1 CNN. “Going Offline”. Web. 23 Nov. 2013. http://www.youtube.com/watch?v=oASA1RBGjp8.
2 Thoreau, Henry David. Walden. USA: Reada.Classic, 2010. Print.

Friday, November 22, 2013

Text on First Chapter: Compare and contrast these two perspectives. Are they contradictory or complimentary?

Henry David Thoreau and Marilynne Robinson could be considered as “baffled humanists”, because both find themselves in separated rooms—Thoreau in his hut next to Walden Pond in 1845, Massachusetts and Robinson in her bed at home in 2011, maybe Idaho—to think about humanity, society, and the sense of life. Considering their dissimilar standpoints like century and time as well as place and gender, they seem to ask the same questions: “What are we? Why do we act as we do? And what has and will become of our society?”.

Thoreau takes the educational system under a closer look and explains how students would achieve more education if less money would be spent, for example for student housing. Further more he claims if both sides—the students as well as the heads of University—would organize themselves better, there would be a greater achievement: an improvement of education and a reduction of costs. In other words, following Thoreau's train of thought, if students would shoulder more responsibility, they would value their education more and would develop into better persons: “[...] they should not play life, or study it merely, while the community supports them at this expensive game, but earnestly live it from beginning to end. How could youth better learn to live than by at once trying the experiment of living?” (Thoreau 32).

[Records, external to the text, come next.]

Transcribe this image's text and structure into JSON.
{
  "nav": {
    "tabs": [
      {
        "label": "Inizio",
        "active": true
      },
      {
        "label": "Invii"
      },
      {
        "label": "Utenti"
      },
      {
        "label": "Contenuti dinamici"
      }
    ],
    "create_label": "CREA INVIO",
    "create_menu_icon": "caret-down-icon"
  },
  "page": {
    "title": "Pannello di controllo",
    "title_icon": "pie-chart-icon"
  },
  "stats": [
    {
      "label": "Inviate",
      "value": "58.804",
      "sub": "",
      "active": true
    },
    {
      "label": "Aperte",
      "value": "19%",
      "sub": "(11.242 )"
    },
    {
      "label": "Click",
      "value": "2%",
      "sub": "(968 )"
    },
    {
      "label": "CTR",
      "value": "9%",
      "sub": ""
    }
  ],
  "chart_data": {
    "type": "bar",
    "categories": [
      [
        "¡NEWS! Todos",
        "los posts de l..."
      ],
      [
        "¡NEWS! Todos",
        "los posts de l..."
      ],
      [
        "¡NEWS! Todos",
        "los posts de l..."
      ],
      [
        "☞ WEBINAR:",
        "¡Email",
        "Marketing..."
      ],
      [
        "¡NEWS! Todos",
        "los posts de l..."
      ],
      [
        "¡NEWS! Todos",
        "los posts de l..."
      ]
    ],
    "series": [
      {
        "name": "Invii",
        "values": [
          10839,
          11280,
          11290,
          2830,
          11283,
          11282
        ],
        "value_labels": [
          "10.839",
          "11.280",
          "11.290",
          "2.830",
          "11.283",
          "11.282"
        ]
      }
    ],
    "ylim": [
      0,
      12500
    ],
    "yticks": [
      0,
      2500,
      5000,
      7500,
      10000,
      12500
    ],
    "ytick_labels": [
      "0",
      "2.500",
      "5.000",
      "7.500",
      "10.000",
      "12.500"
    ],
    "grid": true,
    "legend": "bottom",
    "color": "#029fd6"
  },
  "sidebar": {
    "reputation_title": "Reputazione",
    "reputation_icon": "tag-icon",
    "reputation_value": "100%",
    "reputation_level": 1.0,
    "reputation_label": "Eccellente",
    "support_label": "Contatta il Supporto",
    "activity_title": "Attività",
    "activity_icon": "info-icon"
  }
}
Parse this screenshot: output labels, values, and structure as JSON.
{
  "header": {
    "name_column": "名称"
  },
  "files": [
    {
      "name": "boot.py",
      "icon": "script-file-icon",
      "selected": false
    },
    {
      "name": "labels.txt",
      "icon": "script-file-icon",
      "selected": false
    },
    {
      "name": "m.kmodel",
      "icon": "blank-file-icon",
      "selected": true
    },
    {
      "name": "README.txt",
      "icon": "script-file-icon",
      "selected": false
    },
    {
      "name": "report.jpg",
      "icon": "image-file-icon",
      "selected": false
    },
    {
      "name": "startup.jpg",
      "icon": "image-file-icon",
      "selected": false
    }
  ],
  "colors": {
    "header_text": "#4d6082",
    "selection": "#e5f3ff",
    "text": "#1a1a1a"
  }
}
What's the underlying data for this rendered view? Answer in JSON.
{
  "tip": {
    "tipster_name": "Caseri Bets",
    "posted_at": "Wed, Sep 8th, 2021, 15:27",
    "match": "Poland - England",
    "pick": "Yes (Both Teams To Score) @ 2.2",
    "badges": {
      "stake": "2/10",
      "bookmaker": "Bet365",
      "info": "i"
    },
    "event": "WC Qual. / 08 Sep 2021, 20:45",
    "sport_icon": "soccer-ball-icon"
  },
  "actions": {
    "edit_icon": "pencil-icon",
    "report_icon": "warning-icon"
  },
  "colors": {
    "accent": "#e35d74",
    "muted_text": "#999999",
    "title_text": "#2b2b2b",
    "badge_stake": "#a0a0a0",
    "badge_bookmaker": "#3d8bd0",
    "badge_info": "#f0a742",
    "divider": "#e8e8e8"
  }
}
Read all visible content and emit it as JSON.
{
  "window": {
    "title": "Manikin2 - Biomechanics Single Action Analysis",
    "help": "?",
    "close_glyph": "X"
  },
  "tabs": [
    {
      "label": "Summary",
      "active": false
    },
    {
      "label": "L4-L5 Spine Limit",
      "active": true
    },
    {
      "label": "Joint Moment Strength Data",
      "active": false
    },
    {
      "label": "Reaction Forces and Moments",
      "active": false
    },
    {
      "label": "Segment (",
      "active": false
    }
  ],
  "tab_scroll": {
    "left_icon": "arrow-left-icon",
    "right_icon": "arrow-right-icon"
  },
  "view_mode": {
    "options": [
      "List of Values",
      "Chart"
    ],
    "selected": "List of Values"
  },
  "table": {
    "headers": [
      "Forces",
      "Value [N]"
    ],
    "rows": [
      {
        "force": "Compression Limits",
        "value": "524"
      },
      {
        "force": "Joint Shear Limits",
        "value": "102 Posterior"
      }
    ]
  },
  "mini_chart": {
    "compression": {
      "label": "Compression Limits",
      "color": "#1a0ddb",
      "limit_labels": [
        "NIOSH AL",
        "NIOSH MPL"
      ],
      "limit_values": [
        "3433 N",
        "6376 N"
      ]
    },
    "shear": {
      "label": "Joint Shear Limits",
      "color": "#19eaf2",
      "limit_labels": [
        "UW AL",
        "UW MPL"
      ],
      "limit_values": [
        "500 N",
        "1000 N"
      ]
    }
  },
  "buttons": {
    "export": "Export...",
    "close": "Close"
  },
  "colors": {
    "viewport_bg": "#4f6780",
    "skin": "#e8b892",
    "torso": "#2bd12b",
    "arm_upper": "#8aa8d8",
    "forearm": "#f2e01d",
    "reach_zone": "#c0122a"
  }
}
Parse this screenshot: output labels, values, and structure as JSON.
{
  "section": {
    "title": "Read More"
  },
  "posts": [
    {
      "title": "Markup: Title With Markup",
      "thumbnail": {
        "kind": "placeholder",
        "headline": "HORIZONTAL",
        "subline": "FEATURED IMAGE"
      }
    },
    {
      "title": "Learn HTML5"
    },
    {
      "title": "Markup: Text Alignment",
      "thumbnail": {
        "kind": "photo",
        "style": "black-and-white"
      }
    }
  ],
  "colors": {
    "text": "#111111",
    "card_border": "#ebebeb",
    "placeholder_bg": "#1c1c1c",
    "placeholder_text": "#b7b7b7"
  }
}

Not how to become better persons, but how we can live together in its best means, Marylinne Robinson introduces four characteristics to achieve this state: “[...] [to] respect, educate, inform and trust one another” (Robinson 5). However, Robinson describes that society is in the process of “losing the ethos that has sustained what is most to be valued” (Thoreau 5), whereas Thoreau practically claims that society has already lost all its ethics: “We now no longer camp as for a night, but have settled down on earth and forgotten heaven. We have adopted Christianity merely as an improved method of agriculture. We have built for this world a family mansion, and for the next a family tomb” (Thoreau 24).

Nevertheless, there is another major difference in the points of view of Robinson and Thoreau; Robinson seems to have rather positive associations with her society and culture than Thoreau. She describes that “Western society at its best expresses the serene sort of courage that allows us to grant one another real safety, real autonomy, the means to think and act as judgment and conscience dictate” (Robinson 5). On the contrary, Thoreau as a rather negative view on his society and criticizes various aspects, for example his parents who cannot give him any valuable advice (Thoreau 7), the worship for fashion (Thoreau 17), or the unnecessary luxurious shelter we mean to have to build ourselves (Thoreau 22).

However much Robinson and Thoreau criticize society generally and specifically, they are not willing to give up on it. Both claim that if the people are only willing enough to care for one another and live a self-conscious life humanity can achieve its best characteristics. Thoreau says: “In short, I am convinced, both by faith and experience, that to maintain one's self on this earth is not a hardship but a pastime, if we will live simply and wisely [...]” (Thoreau 44), where Robinson argues “[...] to let ourselves be the reflective, productive creatures we are, unconstrained and uncoerced. Eliminate the overwhelming cost of phantom wars and fool's errands, and humankind might begin to balance its books” (Robinson 11). Where Thoreau might be arguing on the economic level, Robinson stays on the political level. However, both deduce to concentrate more on ourselves to contribute to a better civilization. Furthermore, it is interesting to realize that both authors are actually talking about the same society.


1) Thoreau, Henry David. Walden. USA: Reada.Classic, 2010. Print.
2) Robinson, Marilynne. “Night Thoughts of a Baffled Humanist”. The Nation 8 Nov. 2011. Web. 21 Nov. 2013.